Obviously the technology isn’t commercially viable yet. But the fact that it looks even remotely like Doom shows that there is promise to the technology.
Perhaps you could be missing the trajectory of continuous improvement. How long until The Matrix?
It’s an exponential increase as well and humans are very bad at judging exponential increases they look at something like this and they see no promise in it because they can’t see that four or five iterations down the line (and in the world of AI that could very easily be 3 months) it will be hundreds of times better.
“Playable” nah. “Interactive” yes.
That seems to be the case.
Correct me if I’m wrong, but doesn’t there have to be a code layer somewhere in there?
It’s like all those “no code” platforms that just obscure away the actual coding via a gui and blocks/elements/whataver.
In this case, no. This is just interpreting what the next frame should be by the previous one. Like how the sora videos work, but with input.
So then the code is to make the AI generate images and take input
Or the code is the operating system that the application is running on, or the code is the firmware that is operating the GPU that is crunching the numbers to make the neural net, or the code is the friends we made along the way.
I mean, yeah, there’s code, but none of it is Doom.

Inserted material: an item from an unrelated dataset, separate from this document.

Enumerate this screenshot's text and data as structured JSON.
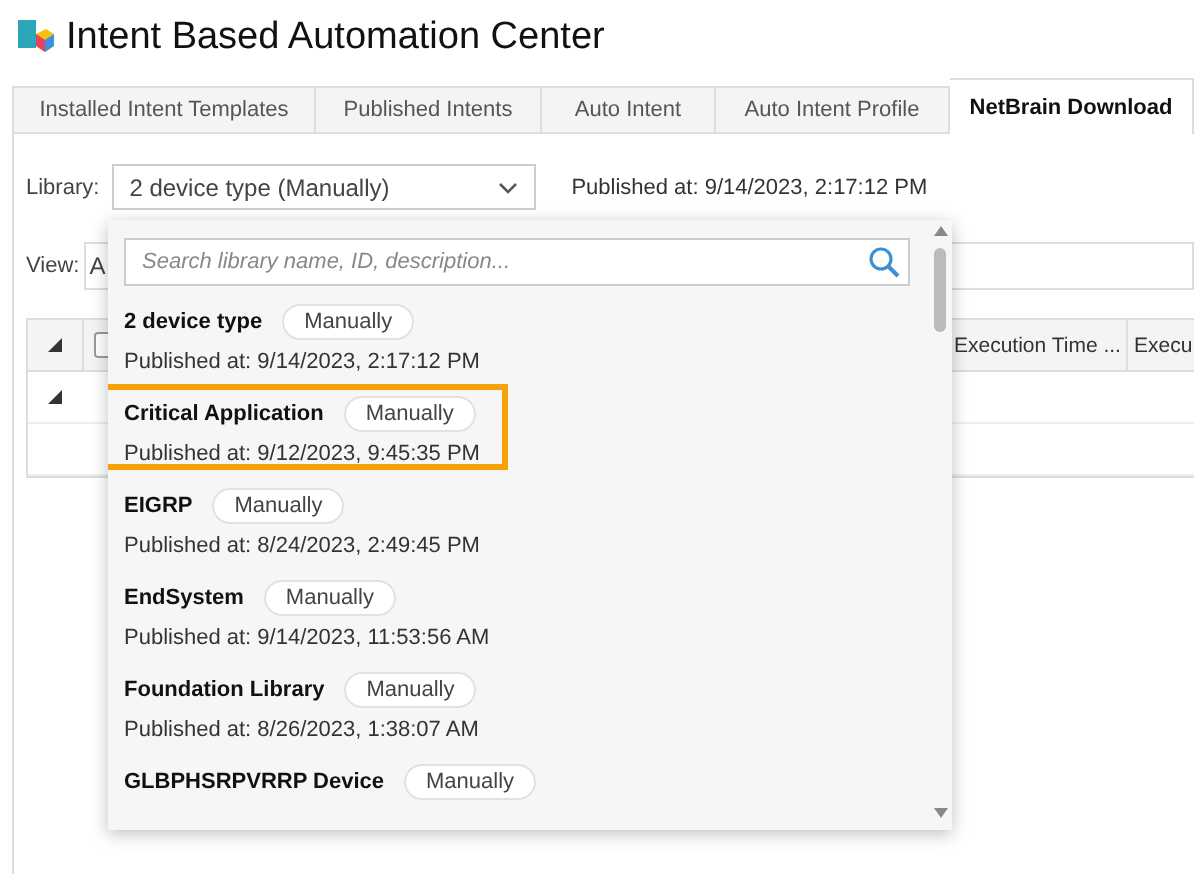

This is just a pile of garbage. Jim Sterling’s break down is the most complete argument. But this is just a plain ol bag of shit.
Link to the video. I agree, it was a really good video on this topic and how wrong it is philosophically.
Half the backlash against AI stems from its hype-men pursuing the dumbest possible demonstrations.
This tech allows games that are a photorealistic dream sequence. Or a cartoon animated in real-time. Or flow-state Selfish Game experiences that are incomprehensible to anyone else watching.
So what do they show off? A game that runs on a potato, and looks like it. A thirty-year-old FPS with palette banding and billboard enemies. The worst possible way to play Doom, and here I am counting the Super Nintendo “port.” This game might one day run on Game Boy Color.
Networks like this could also run on Game Boy Color. Not with the same kind of “long” memory, a whole 20 seconds of temporal consistency, wow, but like - neural networks are just matrix math. It’s the training that takes obscene quantities of hardware and power. Small networks can still be eerily capable, with all that effort put into their construction. This could be toy hardware showing off gloopy approximations of Crysis or Elden Ring or whatever.
What they should’ve done is train on videos of Doom Eternal and run the network on a 486.